3. Financial Impact:
For a carer, this adjustment means an additional £2,340 in potential annual earnings without affecting their benefits. That’s a huge boost, particularly for those struggling to make ends meet.
4. Real-Life Example:
- Sarah, a mother and carer, had to limit her hours as a part-time waitress because her earnings were too close to the Carer’s Allowance threshold. With the new changes, she can work more hours, increase her income, and still receive the allowance. This change gives her the financial flexibility she needs to improve her standard of living and continue caring for her disabled son.
5. Economic and Emotional Impact of Caregiving
The economic and emotional costs of caregiving are enormous. According to a 2023 report by Carers UK, there are over 6.5 million carers in the UK, many of whom are struggling with mental health issues and financial difficulties due to the heavy responsibility of caregiving. The new earnings boost addresses some of these challenges but is just a step in the right direction.
Carer’s Allowance: 2024 vs. 2025
Let’s see how the Carer’s Allowance is changing for the better:
Feature | 2024/25 (Prior to April 2025) | 2025/26 (From April 2025) |
Weekly Earnings Limit | £151 | £196 |
Weekly Allowance Rate | £81.90 | £83.30 |
Annual Allowance (approx.) | £4,258.80 | £4,331.60 |
Beneficiaries | Existing eligible carers | Existing and ~60,000 new eligible carers by 2029/30 |
The Bigger Picture: What’s Next for Carers?

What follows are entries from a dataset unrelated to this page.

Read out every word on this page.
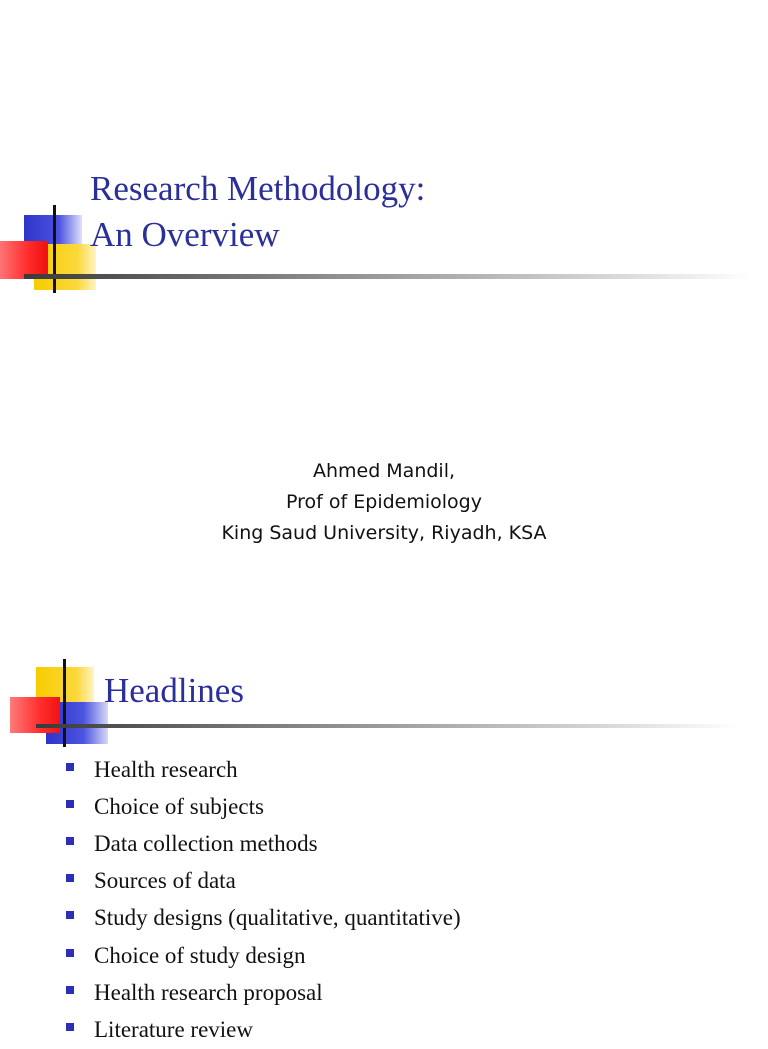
Research Methodology:
An Overview
Ahmed Mandil,
Prof of Epidemiology
King Saud University, Riyadh, KSA
Headlines
Health research
Choice of subjects
Data collection methods
Sources of data
Study designs (qualitative, quantitative)
Choice of study design
Health research proposal
Literature review
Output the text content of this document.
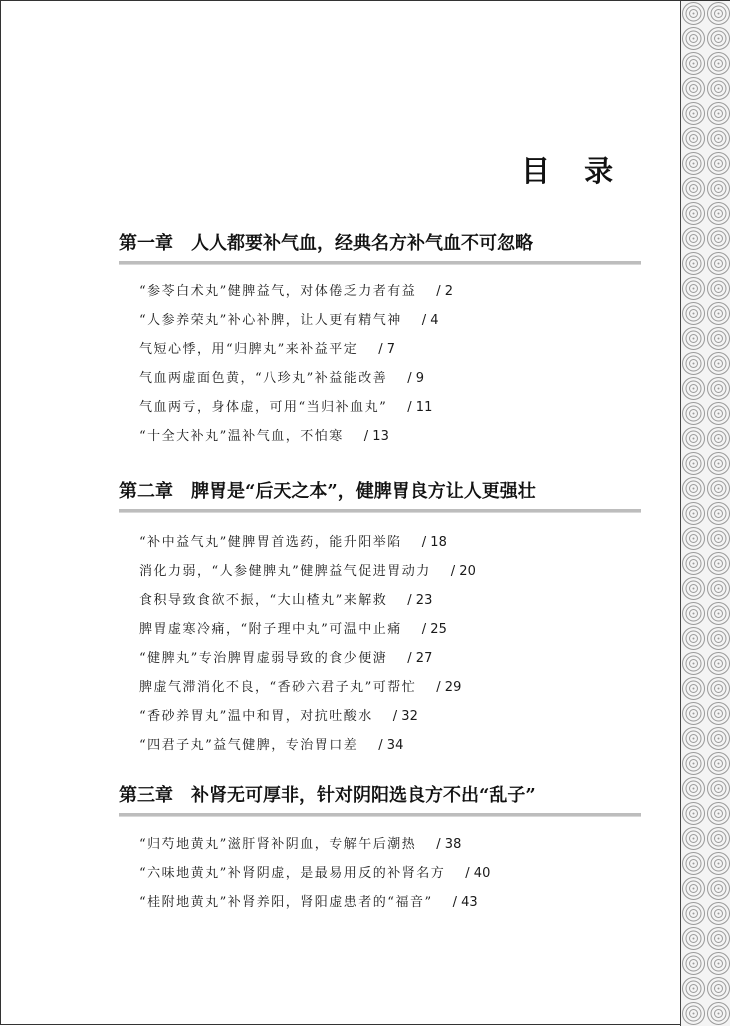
目 录
第一章　人人都要补气血，经典名方补气血不可忽略
“参苓白术丸”健脾益气，对体倦乏力者有益 / 2
“人参养荣丸”补心补脾，让人更有精气神 / 4
气短心悸，用“归脾丸”来补益平定 / 7
气血两虚面色黄，“八珍丸”补益能改善 / 9
气血两亏，身体虚，可用“当归补血丸” / 11
“十全大补丸”温补气血，不怕寒 / 13
第二章　脾胃是“后天之本”，健脾胃良方让人更强壮
“补中益气丸”健脾胃首选药，能升阳举陷 / 18
消化力弱，“人参健脾丸”健脾益气促进胃动力 / 20
食积导致食欲不振，“大山楂丸”来解救 / 23
脾胃虚寒冷痛，“附子理中丸”可温中止痛 / 25
“健脾丸”专治脾胃虚弱导致的食少便溏 / 27
脾虚气滞消化不良，“香砂六君子丸”可帮忙 / 29
“香砂养胃丸”温中和胃，对抗吐酸水 / 32
“四君子丸”益气健脾，专治胃口差 / 34
第三章　补肾无可厚非，针对阴阳选良方不出“乱子”
“归芍地黄丸”滋肝肾补阴血，专解午后潮热 / 38
“六味地黄丸”补肾阴虚，是最易用反的补肾名方 / 40
“桂附地黄丸”补肾养阳，肾阳虚患者的“福音” / 43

While the earnings limit increase is an important step, there’s still much work to be done to improve Carer’s Allowance. The weekly allowance is still one of the lowest in the UK, and advocacy groups such as Carers UK continue to call for further reforms. The aim is to provide carers with better financial support, acknowledging the crucial role they play in society.
Furthermore, the DWP’s ongoing review of Carer’s Allowance overpayments is crucial. Many carers have faced issues with delayed notifications or problems with the system, leading to unnecessary debt. This review will ensure that such mistakes are avoided in the future and that carers are treated fairly.
International Perspective: How Does the UK Compare?
In countries like Australia and the USA, carers receive more financial assistance. For example, in Australia, carers can earn up to AUD 500 per fortnight (approximately £250 per week) without losing their benefits, a significantly higher limit than the UK’s current £151. Similarly, in the USA, Family Caregiver Support Programs provide not only financial aid but also training and respite services for caregivers.
This comparison shows that while the UK’s £45 increase is a step forward, there’s still room for improvement to match global standards.
FAQs
1. Who qualifies for Carer’s Allowance?
To qualify for Carer’s Allowance, you must:
- Be at least 16 years old.
- Provide regular care to someone who is receiving certain benefits due to illness or disability.
- Earn less than £151 a week (before taxes) from employment or self-employment.
2. How do I apply for Carer’s Allowance?
You can apply for Carer’s Allowance through the DWP website. The process involves providing details about the person you care for, your earnings, and your caregiving responsibilities.
3. Will the £45 weekly increase affect my existing benefits?
No, this increase will not affect any other benefits you are receiving. The goal is to give you more flexibility in earning without losing your Carer’s Allowance.
4. What should I do if I earn more than the limit?
If you earn more than the limit, it’s important to report your earnings to the DWP. Otherwise, you risk facing an overpayment situation, where you could be asked to repay the amount you received incorrectly.